The assistant whispered in his ear. He turned to the Prime Minister. “My assistant tells me it is allowable.”

“In that case, Rabbi. Would you wish to touch my hair?” she asked.

“I must refuse, madam.”

“Of course you must.” She paused and smiled at the Chief Rabbi. “We have proof, you know.”

“What proof, young woman?”

“The white donkey which was led by Elijah the Prophet. Elijah’s strange garb, the haircloth robe, his shofar which will change the world. And of course myself who will bring you there. All this was ordained centuries ago, Rabbi. Do not trifle with the inevitable.”

“This is the first time I have heard of the presence of a white donkey. I would like to examine him. Where is he?” the Chief Rabbi demanded.

“He is in the custody of the Police, Rabbi,” the Prime Minister answered. “We can bring him here, if you wish.”

“I do indeed,” the Chief Rabbi answered gruffly.

“You may interview the donkey, Rabbi. He speaks,” Elijah said.

“Does he speak our language?” the Rabbi asked.

“He speaks all languages.”

“All languages, you say.”

“More than 100 different tongues,” Elijah said impatiently.

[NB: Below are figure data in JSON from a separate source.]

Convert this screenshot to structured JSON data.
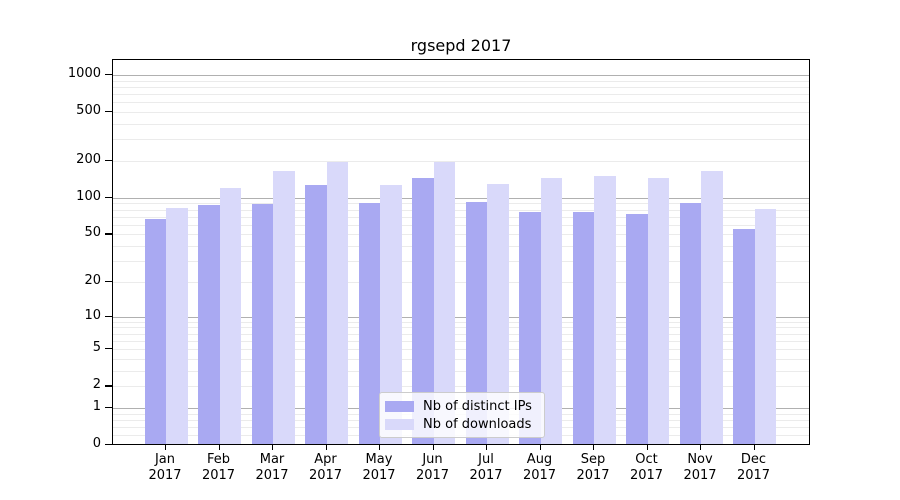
{
  "chart_data": {
    "type": "bar",
    "title": "rgsepd 2017",
    "categories": [
      "Jan",
      "Feb",
      "Mar",
      "Apr",
      "May",
      "Jun",
      "Jul",
      "Aug",
      "Sep",
      "Oct",
      "Nov",
      "Dec"
    ],
    "year_label": "2017",
    "series": [
      {
        "name": "Nb of distinct IPs",
        "color": "#a9a9f2",
        "values": [
          67,
          87,
          89,
          128,
          91,
          144,
          93,
          76,
          77,
          74,
          90,
          55
        ]
      },
      {
        "name": "Nb of downloads",
        "color": "#d9d9fa",
        "values": [
          82,
          120,
          166,
          195,
          127,
          197,
          131,
          146,
          151,
          146,
          166,
          81
        ]
      }
    ],
    "y_ticks": [
      1000,
      500,
      200,
      100,
      50,
      20,
      10,
      5,
      2,
      1,
      0
    ],
    "y_scale": "log(1+y)",
    "ylim": [
      0,
      1300
    ],
    "grid": "both",
    "major_grid_values": [
      1,
      10,
      100,
      1000
    ],
    "major_grid_color": "#b0b0b0",
    "minor_grid_color": "#ebebeb",
    "legend_position": "lower center"
  }
}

“I will want to interview him,” the Rabbi said.

“Why?” the Messiah asked.

“I love all animals. Please bring him to me,” the Chief Rabbi said emphatically.
Both Elijah and the Messiah were silent. It seemed as if they were listening intently to some faraway voice. They looked at each other and Elijah turned to the Prime Minister and the Chief Rabbi.

“Gentlemen, we have received word from God that the Messiah’s mission has been cancelled. Scrubbed, as they say in your country. And I must say that God is somewhat miffed at the lack of faith of you people down here. We are being recalled and will return at a more suitable occasion. We have other fish to fry you know.”

“Other fish to fry? What does that mean, Elijah?”

“Think about it. You’ll have plenty of time.”

The Rabbi pondered. “Other fish to fry. Obviously this is not about fish. It must be some form of revelation from God.”

The Messiah turned to bid farewell to the hosts, but Elijah interrupted. “Transportation is on its way to bring us back, Messiah. We must not be late.”

Almost immediately, a fiery chariot drawn by a pair of flaming horses landed in the Prime Minister’s garden. With them was the white donkey, who was chattering away with fiery steeds.

Elijah assisted the Messiah into the chariot and then tripped as he stepped into the flaming vehicle. He gasped and his last words were, “Oh, God. Here I go again.”

The Prime Minister, who was standing close by, swore he heard a voice coming from the heavens. It sounded very much like the word “idiot,” but he could have been mistaken. But they all agreed that there was a slight barbecue aroma wafting through the Prime Minister’s garden.